Human factors and ergonomics provide a scientific approach to prepare workers for an increasingly automated manufacturing environment. Dr Sarah Fletcher, lead, Manufacturing Group, Chartered Institute of Ergonomics & Human Factors and head of Industrial Psychology and Human Factors Group at Cranfield University, reports.
The manufacturing industry has always made progress, and at times revolutionised itself, through the development and application of new technologies. Today, perhaps more than ever, this is the primary focus of the current Industry 4.0 drive for greater digitisation and intelligent automation in factories.
However, a key aspect of getting the design of these new technologies right that really sits at the heart of our future success is how well we understand how they will impact on, and be best assimilated with, human operators and workforces.
Human factors and technology
As production systems will involve increasing levels of automation, informatics, robotics, sensors, mobile devices, etc., it’s important to remember that human skills will remain essential for many tasks, making the marriage between humans and machines critical to success.
Human factors will therefore play an essential role in the future of manufacturing where people and technology are being integrated more closely and more intensively than ever before; it’s essential that we fully understand how to best design and operationalise both human and technological functions
‘Human Factors’ (ergonomics) provides a scientific approach to human-centred design, applying physiological and psychological principles to optimise the balance of people’s strengths and limitations.
It has a long history of making important contributions to the design of human-centred systems including manufacturing technologies and processes, although often as a limited part of engineering design.
The current challenge for industry is to include human factors with engineering and technology developments to optimise how workforces and shop floor environments are prepared for the transformational changes being brought about by augmented digitisation and smart systems.
At our recent event held at Cranfield University to launch a new Manufacturing Sector Group, CIEHF members were joined by a number of engineers and industrialists to explore this topic together.
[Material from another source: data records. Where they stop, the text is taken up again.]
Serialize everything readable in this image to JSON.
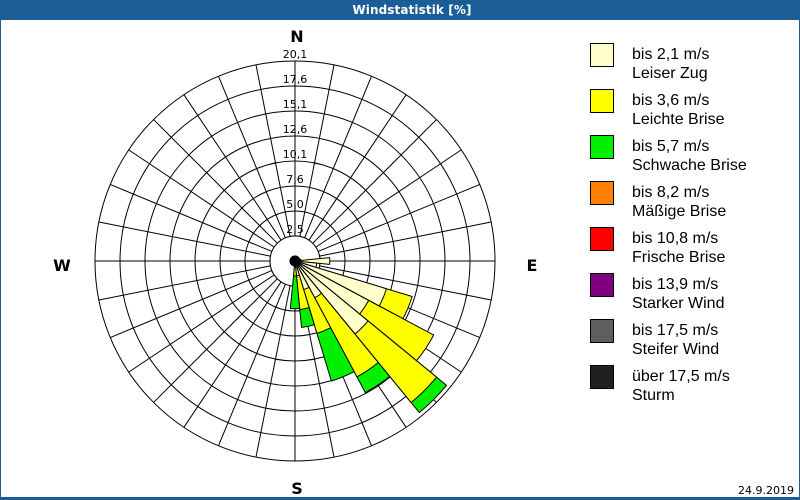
{
  "window": {
    "title": "Windstatistik [%]"
  },
  "compass": {
    "north": "N",
    "east": "E",
    "south": "S",
    "west": "W"
  },
  "legend": {
    "items": [
      {
        "range": "bis 2,1 m/s",
        "label": "Leiser Zug",
        "color": "#FFFFCC"
      },
      {
        "range": "bis 3,6 m/s",
        "label": "Leichte Brise",
        "color": "#FFFF00"
      },
      {
        "range": "bis 5,7 m/s",
        "label": "Schwache Brise",
        "color": "#00F000"
      },
      {
        "range": "bis 8,2 m/s",
        "label": "Mäßige Brise",
        "color": "#FF8000"
      },
      {
        "range": "bis 10,8 m/s",
        "label": "Frische Brise",
        "color": "#FF0000"
      },
      {
        "range": "bis 13,9 m/s",
        "label": "Starker Wind",
        "color": "#800080"
      },
      {
        "range": "bis 17,5 m/s",
        "label": "Steifer Wind",
        "color": "#5E5E5E"
      },
      {
        "range": "über 17,5 m/s",
        "label": "Sturm",
        "color": "#202020"
      }
    ]
  },
  "footer": {
    "date": "24.9.2019"
  },
  "chart_data": {
    "type": "bar",
    "polar": true,
    "title": "Windstatistik [%]",
    "unit": "%",
    "rmax": 20.1,
    "radial_ticks": [
      2.5,
      5.0,
      7.6,
      10.1,
      12.6,
      15.1,
      17.6,
      20.1
    ],
    "radial_tick_labels": [
      "2,5",
      "5,0",
      "7,6",
      "10,1",
      "12,6",
      "15,1",
      "17,6",
      "20,1"
    ],
    "sector_width_deg": 11.25,
    "categories": [
      0,
      11.25,
      22.5,
      33.75,
      45,
      56.25,
      67.5,
      78.75,
      90,
      101.25,
      112.5,
      123.75,
      135,
      146.25,
      157.5,
      168.75,
      180,
      191.25,
      202.5,
      213.75,
      225,
      236.25,
      247.5,
      258.75,
      270,
      281.25,
      292.5,
      303.75,
      315,
      326.25,
      337.5,
      348.75
    ],
    "category_meaning": "direction bearing in degrees (0 = N, clockwise)",
    "stacked": true,
    "series": [
      {
        "name": "bis 2,1 m/s Leiser Zug",
        "color": "#FFFFCC",
        "values": [
          0.5,
          0.5,
          0.5,
          0.5,
          0.5,
          0.5,
          0.4,
          0.6,
          3.5,
          2.2,
          9.6,
          8.4,
          9.5,
          4.2,
          3.0,
          1.5,
          0.6,
          0.5,
          0.5,
          0.5,
          0.5,
          0.5,
          0.5,
          0.5,
          0.5,
          0.5,
          0.5,
          0.5,
          0.5,
          0.5,
          0.5,
          0.5
        ]
      },
      {
        "name": "bis 3,6 m/s Leichte Brise",
        "color": "#FFFF00",
        "values": [
          0,
          0,
          0,
          0,
          0,
          0,
          0,
          0,
          0,
          0,
          2.7,
          7.4,
          8.9,
          9.0,
          4.6,
          3.4,
          0.9,
          0,
          0,
          0,
          0,
          0,
          0,
          0,
          0,
          0,
          0,
          0,
          0,
          0,
          0,
          0
        ]
      },
      {
        "name": "bis 5,7 m/s Schwache Brise",
        "color": "#00F000",
        "values": [
          0,
          0,
          0,
          0,
          0,
          0,
          0,
          0,
          0,
          0,
          0,
          0,
          1.3,
          1.8,
          5.0,
          1.8,
          3.3,
          0,
          0,
          0,
          0,
          0,
          0,
          0,
          0,
          0,
          0,
          0,
          0,
          0,
          0,
          0
        ]
      },
      {
        "name": "bis 8,2 m/s Mäßige Brise",
        "color": "#FF8000",
        "values": [
          0,
          0,
          0,
          0,
          0,
          0,
          0,
          0,
          0,
          0,
          0,
          0,
          0,
          0,
          0,
          0,
          0,
          0,
          0,
          0,
          0,
          0,
          0,
          0,
          0,
          0,
          0,
          0,
          0,
          0,
          0,
          0
        ]
      },
      {
        "name": "bis 10,8 m/s Frische Brise",
        "color": "#FF0000",
        "values": [
          0,
          0,
          0,
          0,
          0,
          0,
          0,
          0,
          0,
          0,
          0,
          0,
          0,
          0,
          0,
          0,
          0,
          0,
          0,
          0,
          0,
          0,
          0,
          0,
          0,
          0,
          0,
          0,
          0,
          0,
          0,
          0
        ]
      },
      {
        "name": "bis 13,9 m/s Starker Wind",
        "color": "#800080",
        "values": [
          0,
          0,
          0,
          0,
          0,
          0,
          0,
          0,
          0,
          0,
          0,
          0,
          0,
          0,
          0,
          0,
          0,
          0,
          0,
          0,
          0,
          0,
          0,
          0,
          0,
          0,
          0,
          0,
          0,
          0,
          0,
          0
        ]
      },
      {
        "name": "bis 17,5 m/s Steifer Wind",
        "color": "#5E5E5E",
        "values": [
          0,
          0,
          0,
          0,
          0,
          0,
          0,
          0,
          0,
          0,
          0,
          0,
          0,
          0,
          0,
          0,
          0,
          0,
          0,
          0,
          0,
          0,
          0,
          0,
          0,
          0,
          0,
          0,
          0,
          0,
          0,
          0
        ]
      },
      {
        "name": "über 17,5 m/s Sturm",
        "color": "#202020",
        "values": [
          0,
          0,
          0,
          0,
          0,
          0,
          0,
          0,
          0,
          0,
          0,
          0,
          0,
          0,
          0,
          0,
          0,
          0,
          0,
          0,
          0,
          0,
          0,
          0,
          0,
          0,
          0,
          0,
          0,
          0,
          0,
          0
        ]
      }
    ],
    "grid": true,
    "legend_position": "right"
  }
}
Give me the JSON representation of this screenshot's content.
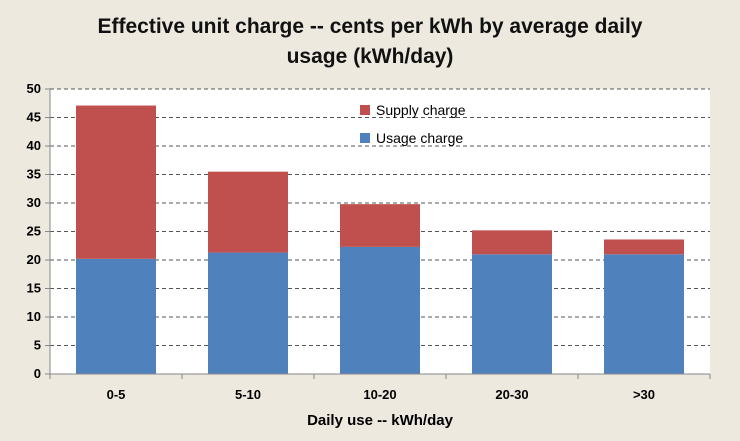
{
  "chart_data": {
    "type": "bar",
    "stacked": true,
    "title_line1": "Effective unit charge -- cents per kWh by average daily",
    "title_line2": "usage (kWh/day)",
    "xlabel": "Daily use -- kWh/day",
    "ylabel": "",
    "ylim": [
      0,
      50
    ],
    "yticks": [
      "0",
      "5",
      "10",
      "15",
      "20",
      "25",
      "30",
      "35",
      "40",
      "45",
      "50"
    ],
    "grid": true,
    "legend_position": "top-center",
    "categories": [
      "0-5",
      "5-10",
      "10-20",
      "20-30",
      ">30"
    ],
    "series": [
      {
        "name": "Usage charge",
        "color": "#4f81bd",
        "values": [
          20.2,
          21.3,
          22.3,
          21.0,
          21.0
        ]
      },
      {
        "name": "Supply charge",
        "color": "#c0504d",
        "values": [
          26.9,
          14.2,
          7.5,
          4.2,
          2.6
        ]
      }
    ],
    "legend_order": [
      "Supply charge",
      "Usage charge"
    ]
  }
}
Iain Wright, chair of Parliament’s Business, Energy and Industrial Strategy Select Committee, opened the event by reminding us that Britain’s manufacturing output still ranks as ninth in the world.
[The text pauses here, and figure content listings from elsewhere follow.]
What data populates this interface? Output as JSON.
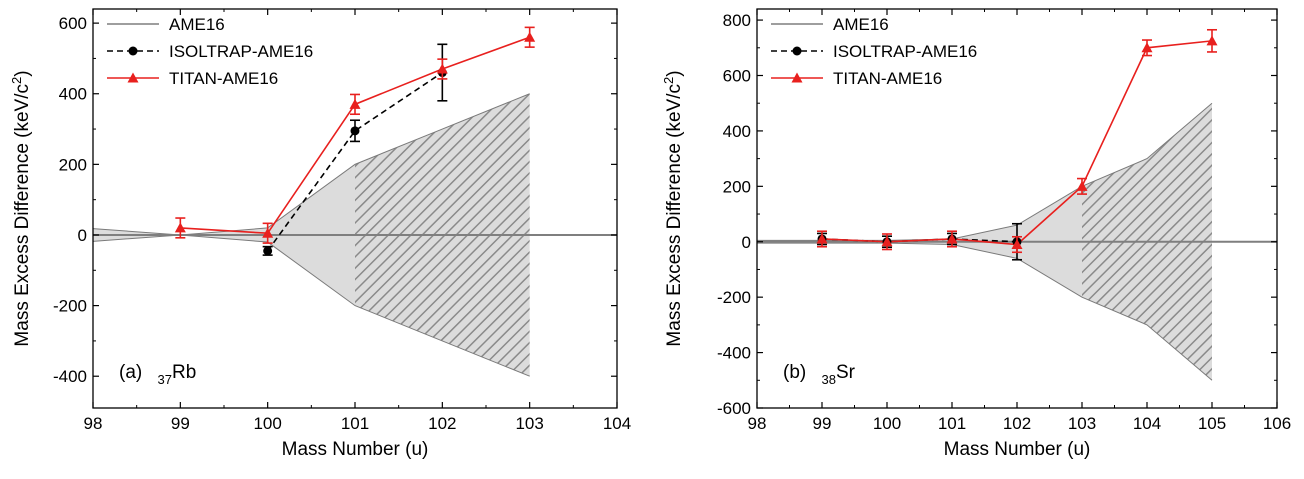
{
  "chart_data": [
    {
      "type": "line",
      "xlabel": "Mass Number (u)",
      "ylabel": "Mass Excess Difference (keV/c",
      "ylabel_sup": "2",
      "ylabel_close": ")",
      "xlim": [
        98,
        104
      ],
      "ylim": [
        -490,
        640
      ],
      "xticks": [
        "98",
        "99",
        "100",
        "101",
        "102",
        "103",
        "104"
      ],
      "yticks": [
        "-400",
        "-200",
        "0",
        "200",
        "400",
        "600"
      ],
      "ytick_values": [
        -400,
        -200,
        0,
        200,
        400,
        600
      ],
      "xtick_values": [
        98,
        99,
        100,
        101,
        102,
        103,
        104
      ],
      "annotation": {
        "prefix": "(a)",
        "subscript": "37",
        "element": "Rb"
      },
      "legend": [
        "AME16",
        "ISOLTRAP-AME16",
        "TITAN-AME16"
      ],
      "ame16_band": {
        "x": [
          98,
          99,
          100,
          101,
          102,
          103
        ],
        "upper": [
          18,
          0,
          20,
          200,
          300,
          400
        ],
        "lower": [
          -18,
          0,
          -20,
          -200,
          -300,
          -400
        ],
        "hatched_from_x": 101
      },
      "series": [
        {
          "name": "ISOLTRAP-AME16",
          "color": "#000000",
          "style": "dashed",
          "marker": "circle",
          "x": [
            100,
            101,
            102
          ],
          "y": [
            -45,
            295,
            460
          ],
          "err": [
            12,
            30,
            80
          ]
        },
        {
          "name": "TITAN-AME16",
          "color": "#e8201e",
          "style": "solid",
          "marker": "triangle",
          "x": [
            99,
            100,
            101,
            102,
            103
          ],
          "y": [
            20,
            5,
            370,
            470,
            560
          ],
          "err": [
            28,
            28,
            28,
            28,
            28
          ]
        }
      ]
    },
    {
      "type": "line",
      "xlabel": "Mass Number (u)",
      "ylabel": "Mass Excess Difference (keV/c",
      "ylabel_sup": "2",
      "ylabel_close": ")",
      "xlim": [
        98,
        106
      ],
      "ylim": [
        -600,
        840
      ],
      "xticks": [
        "98",
        "99",
        "100",
        "101",
        "102",
        "103",
        "104",
        "105",
        "106"
      ],
      "yticks": [
        "-600",
        "-400",
        "-200",
        "0",
        "200",
        "400",
        "600",
        "800"
      ],
      "ytick_values": [
        -600,
        -400,
        -200,
        0,
        200,
        400,
        600,
        800
      ],
      "xtick_values": [
        98,
        99,
        100,
        101,
        102,
        103,
        104,
        105,
        106
      ],
      "annotation": {
        "prefix": "(b)",
        "subscript": "38",
        "element": "Sr"
      },
      "legend": [
        "AME16",
        "ISOLTRAP-AME16",
        "TITAN-AME16"
      ],
      "ame16_band": {
        "x": [
          98,
          99,
          100,
          101,
          102,
          103,
          104,
          105
        ],
        "upper": [
          5,
          5,
          5,
          10,
          60,
          200,
          300,
          500
        ],
        "lower": [
          -5,
          -5,
          -5,
          -10,
          -60,
          -200,
          -300,
          -500
        ],
        "hatched_from_x": 103
      },
      "series": [
        {
          "name": "ISOLTRAP-AME16",
          "color": "#000000",
          "style": "dashed",
          "marker": "circle",
          "x": [
            99,
            100,
            101,
            102
          ],
          "y": [
            10,
            0,
            10,
            0
          ],
          "err": [
            20,
            20,
            20,
            65
          ]
        },
        {
          "name": "TITAN-AME16",
          "color": "#e8201e",
          "style": "solid",
          "marker": "triangle",
          "x": [
            99,
            100,
            101,
            102,
            103,
            104,
            105
          ],
          "y": [
            10,
            0,
            10,
            -10,
            200,
            700,
            725
          ],
          "err": [
            28,
            28,
            28,
            28,
            28,
            28,
            40
          ]
        }
      ]
    }
  ]
}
Human factors and ergonomics have a key role to play in reshoring manufacturing back to the UK. Wright explained: “While technology has the ability to increase productivity and reduce costs, it’s human factors that will enable us to fully integrate our supply chains and enable differentiation.”
A number of speakers at the event presented industrial case studies and examples of academic research which demonstrate the current growing appetite and need to build human factors into manufacturing design processes, including Rolls-Royce, BAE systems and the Advanced Manufacturing Research Centre (AMRC).
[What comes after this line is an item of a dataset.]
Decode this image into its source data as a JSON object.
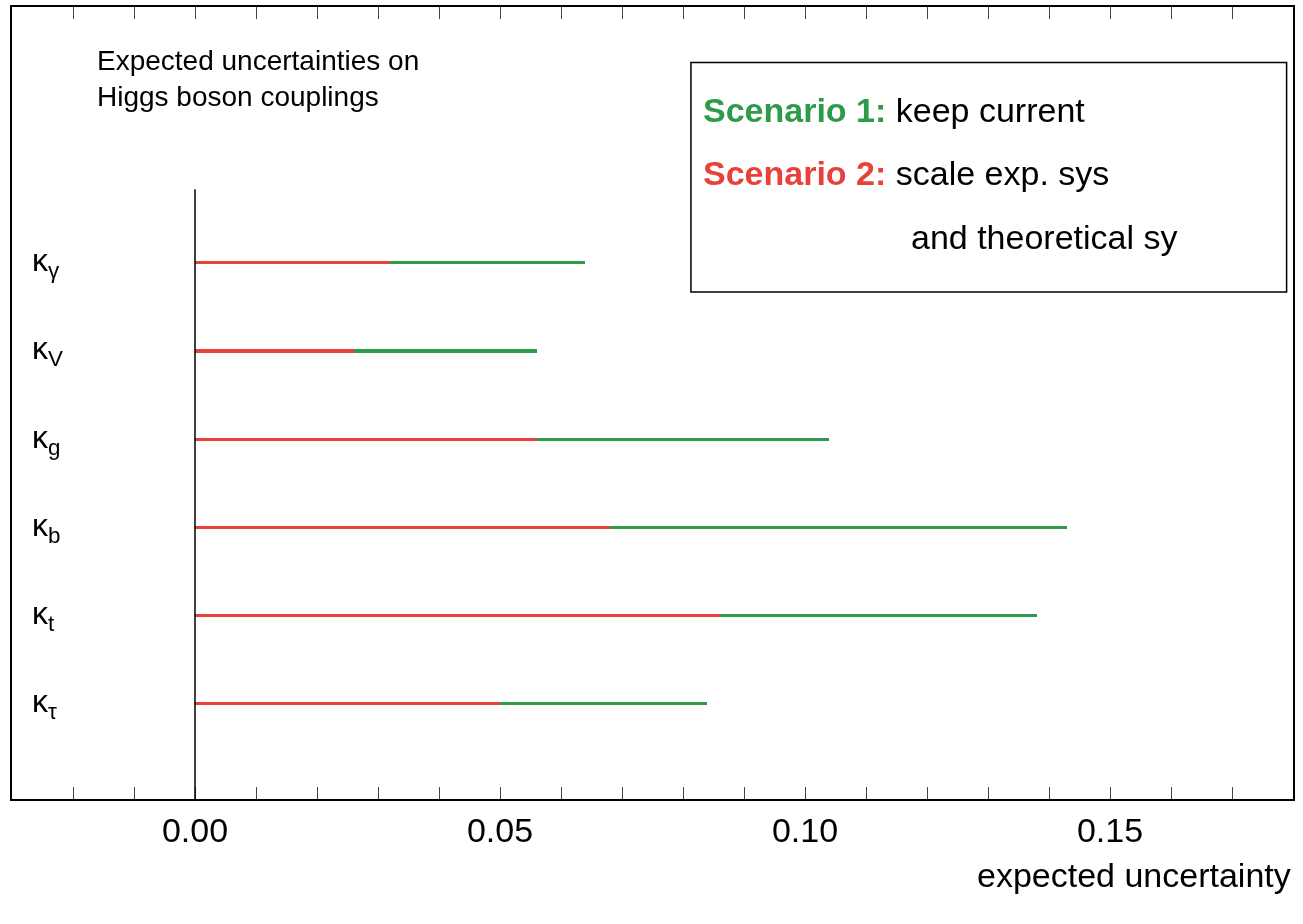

Developing industrial robots to collaborate with humans
Industrial robotics is one of the main technologies being developed for future manufacturing systems and therefore a good example of the important role for human factors in design and implementation.
In terms of design, as we see the traditional segregation of large industrial robotics replaced by greater collaboration enabled by sensor-based safety systems, and by the introduction of smaller force-limited robotics, we will see much closer human-robot interaction and proximity.
The application of human factors in design activities is vital to ensure we are creating robots that can effectively work and interact with people. For example, humans come in all shapes and sizes and, unlike machines, bring high levels of unpredictability in their responses and behaviour.
Human variability has been a traditional problem for manufacturing system design and performance prediction, but the progressive trend for more flexible and adaptable workforces means that differences between operators and their capabilities is being seen as more valuable in systems which require more frequent product and skills changes.
So, as workforces become more mobile and diverse, human factors is needed to ensure inclusive design of robots and intelligent systems to improve their capability for interpreting and responding to human operator requirements.
In terms of implementation, another important role for the field of human factors is to assist in the design of the workforce introduction, operator training, and other strategies that will enhance people’s willingness to engage.
Worker acceptance is always critical to the success of new technology adoption, so if we are now facing the prospect of installing automation which requires greater levels of communication and collaboration with the human worker, then it’s clearly going to be even more imperative that we are better equipped to optimise the human acceptance.
Getting humans ready for the future workplace
Inevitably, all of this means the industry’s future workplaces are going to look very different, and it’s important that we consider the implications for design and implementation.
Although it is expected that future workforces will be more mobile, it’s also important to consider how to prepare existing workers who will be called upon to adapt their tasks, techniques, processes, and cultures.
Human factors is the most appropriate approach for redeveloping and enhancing manual and cognitive skillsets to prepare workers for changing work environments and new task demands in future production systems.
For new systems to be successful, we need to ensure that people are not only able, but keen to work with them. Ergonomics and human factors offers the scientific and systematic approach needed for effective human-robot system design.